Friday, February 1, 2013

Amazon, Apple, and Intrinsic Value

Here's a Fortune article that compares Apple (AAPL) and Amazon (AMZN) that also provides some useful charts.

Apple vs. Amazon: Bizzaro valuations revisited

Consider this:

Amazon's average earnings over the past five years was $ 658 million.

If Amazon grows it's earnings 25% per year off of that base for fifteen years, the company's annual earnings would grow to ~ $ 19 billion.

Less than half Apple's current earnings (and roughly equal to Apple's five year average). That kind of growth by any company for that amount of time would be impressive to say the very least. Who knows, maybe Amazon will prove they can pull off that kind of business performance.

Of course, Amazon actually lost money over the past twelve months. That's why I used the company's 5-year average earnings. That way there was actual earnings to use as a base for that 25% earnings growth.

Here's the progression of the Amazon's earnings over the past 5 years:

2008
$ 645 million

2009
$ 902 million

2010
$ 1.152 billion

2011
$ 631 million

2012
$ - 39 million

Over that same time frame Amazon's sales has more than tripled!

Impressive, but they're not making a whole lot of money in the process.

Well, at least not yet. I don't doubt that Amazon is likely being built for the long run into something quite valuable.

Figuring out just how valuable (or the likely range of intrinsic worth) and the timing is the tough part. If, when, and how much the investments they are making now will pay off just isn't easy to judge (at least for me).

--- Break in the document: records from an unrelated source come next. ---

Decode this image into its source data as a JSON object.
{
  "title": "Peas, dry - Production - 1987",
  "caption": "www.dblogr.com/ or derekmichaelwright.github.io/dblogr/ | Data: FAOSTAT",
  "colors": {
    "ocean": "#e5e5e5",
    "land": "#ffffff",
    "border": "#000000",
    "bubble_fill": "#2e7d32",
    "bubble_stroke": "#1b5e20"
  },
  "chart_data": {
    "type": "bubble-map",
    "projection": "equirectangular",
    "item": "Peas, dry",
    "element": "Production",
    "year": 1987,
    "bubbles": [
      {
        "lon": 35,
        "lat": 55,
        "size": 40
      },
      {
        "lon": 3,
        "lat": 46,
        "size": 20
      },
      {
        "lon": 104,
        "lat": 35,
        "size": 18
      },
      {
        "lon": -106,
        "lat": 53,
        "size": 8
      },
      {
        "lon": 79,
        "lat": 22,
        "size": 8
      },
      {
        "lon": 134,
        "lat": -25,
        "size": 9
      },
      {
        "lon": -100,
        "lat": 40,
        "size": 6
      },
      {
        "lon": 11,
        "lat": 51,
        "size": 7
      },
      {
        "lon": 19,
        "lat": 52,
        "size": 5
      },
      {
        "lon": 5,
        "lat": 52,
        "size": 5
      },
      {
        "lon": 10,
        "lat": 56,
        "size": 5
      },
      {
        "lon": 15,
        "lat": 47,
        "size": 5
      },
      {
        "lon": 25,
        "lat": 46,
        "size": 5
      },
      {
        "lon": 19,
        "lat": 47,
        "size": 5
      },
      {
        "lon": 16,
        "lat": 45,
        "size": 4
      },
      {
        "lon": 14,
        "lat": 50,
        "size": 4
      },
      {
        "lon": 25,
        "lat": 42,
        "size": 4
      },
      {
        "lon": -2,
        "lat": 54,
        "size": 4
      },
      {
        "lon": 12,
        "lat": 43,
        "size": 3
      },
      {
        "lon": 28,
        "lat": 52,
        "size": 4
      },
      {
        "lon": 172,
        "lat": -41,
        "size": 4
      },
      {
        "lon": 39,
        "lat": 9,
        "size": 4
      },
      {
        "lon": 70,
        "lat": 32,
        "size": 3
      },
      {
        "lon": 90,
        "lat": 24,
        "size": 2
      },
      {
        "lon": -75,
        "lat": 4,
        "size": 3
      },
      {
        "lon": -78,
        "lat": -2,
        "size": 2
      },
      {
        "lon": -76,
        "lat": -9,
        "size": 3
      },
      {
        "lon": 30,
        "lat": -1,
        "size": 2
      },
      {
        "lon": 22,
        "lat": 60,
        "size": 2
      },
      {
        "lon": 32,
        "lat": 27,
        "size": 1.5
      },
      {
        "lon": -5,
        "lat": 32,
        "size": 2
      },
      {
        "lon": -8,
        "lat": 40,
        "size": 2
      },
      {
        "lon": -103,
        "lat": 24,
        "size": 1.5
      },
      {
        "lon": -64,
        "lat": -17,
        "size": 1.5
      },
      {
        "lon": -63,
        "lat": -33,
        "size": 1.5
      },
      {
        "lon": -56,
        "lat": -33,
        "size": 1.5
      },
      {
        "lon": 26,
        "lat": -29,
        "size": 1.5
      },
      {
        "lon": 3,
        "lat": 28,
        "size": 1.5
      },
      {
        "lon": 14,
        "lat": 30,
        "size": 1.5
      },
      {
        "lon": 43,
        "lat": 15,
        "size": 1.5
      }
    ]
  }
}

As a comparison, Apple's earnings over their past five years (fiscal year ends in September) has gone from $ 4.8 billion in 2008, to $ 41.7 billion in 2012.*

Over the same time frame Apple's sales have increased nearly 5-fold.

Apple's enterprise value (market cap minus net cash and investments) is currently roughly 2.6x that of Amazon's. For some perspective, if Apple's earnings were to shrink at a 10% annual rate from here, in three years the company would approximately still generate as much cash as Amazon's entire current value.
(i.e. Adding together the earnings produced in total over the three years roughly equal Amazon's enterprise value.)

In contrast, at the 25% growth rate assumed above, Amazon would still not produce, in total, enough earnings to equal its current value after fifteen years.
(Again, adding together the earnings from each of the fifteen years. Imagine how long it would take if the company's earnings were to increase at a lesser rate?)

That doesn't necessarily mean Amazon's overvalued (or that Apple is not), but it might at least be a rough indication of which of these two companies, near current valuations, requires an investor to go further out on a limb; which company is more dependent on very good things happening for a very long time to justify their stock price.

What if things don't go quite as well as expected? Margin of safety is always a key principle no matter how favorable a company's prospects seem to be.

Back to Apple. What are normalized earnings for the company? I certainly have no idea. When earnings change that much in a relatively short amount of time it creates a big challenge judging value for any investor. Maybe it's economics are about to go in reverse (and fast). Maybe not. Does the company's earnings power roughly stabilize near current levels? What if normalized ends up being closer to the five year average (or even less)? Considering the amount of competition and the kind of products Apple sells, it's not hard to imagine the company's now exceptional margins coming under some pressure over time.

My point is Apple may still have more than respectable future prospects but, whenever there's a huge jump in earnings capacity (and going from $ 4.8 billion to $ 41.7 billion in five years certainly qualifies), it creates real challenges for any investor who's trying to figure out the intrinsic value of a company.

A spike in earnings like that increases the possibility of valuation misjudgments.**

More on Amazon and Apple in a follow up.

Adam

No position in AMZN; established a long position in AAPL at much lower than recent prices

Related posts:
Negative Working-Capital Cycle
Amazon, Apple, and Margin of Safety
Amazing Amazon
Barron's on Bezos: Time to Reign in Amazon's CEO?
Amazon's Jeff Bezos On Inventing & Disrupting
Amazon Sells Kindle Fire Below Cost
Technology Stocks

Ultimately, of course, when it comes to valuation it's the cash that will be generated over an extended period that matters. Near-term earnings may or may not be a good proxy for that. As I've explained previously here and on other occasions, there's just no technology business that I'm comfortable with as a long-term investment. Amazon, of course, is less of a pure tech business than Apple but, at least to me, it still has difficult to predict prospects. Occasionally, certain tech stocks have sold at enough of a discount that owning a very limited number of shares made sense to me. In other words, the price was cheap enough relative to the per share cash generation (and, in some cases, net cash on the balance sheet) that it provided a substantial margin of safety. Otherwise, the future prospects of most tech stocks just aren't predictable enough for my money. So I'm not exactly trying to anticipate the next big thing in tech. The best businesses have durable economic characteristics. Tech stocks too often generally do not. Those with seemingly attractive economics today frequently prove to have far less attractive economics down the road.
** As always, I have no idea or opinion on how these two stocks might perform in the near future or even longer.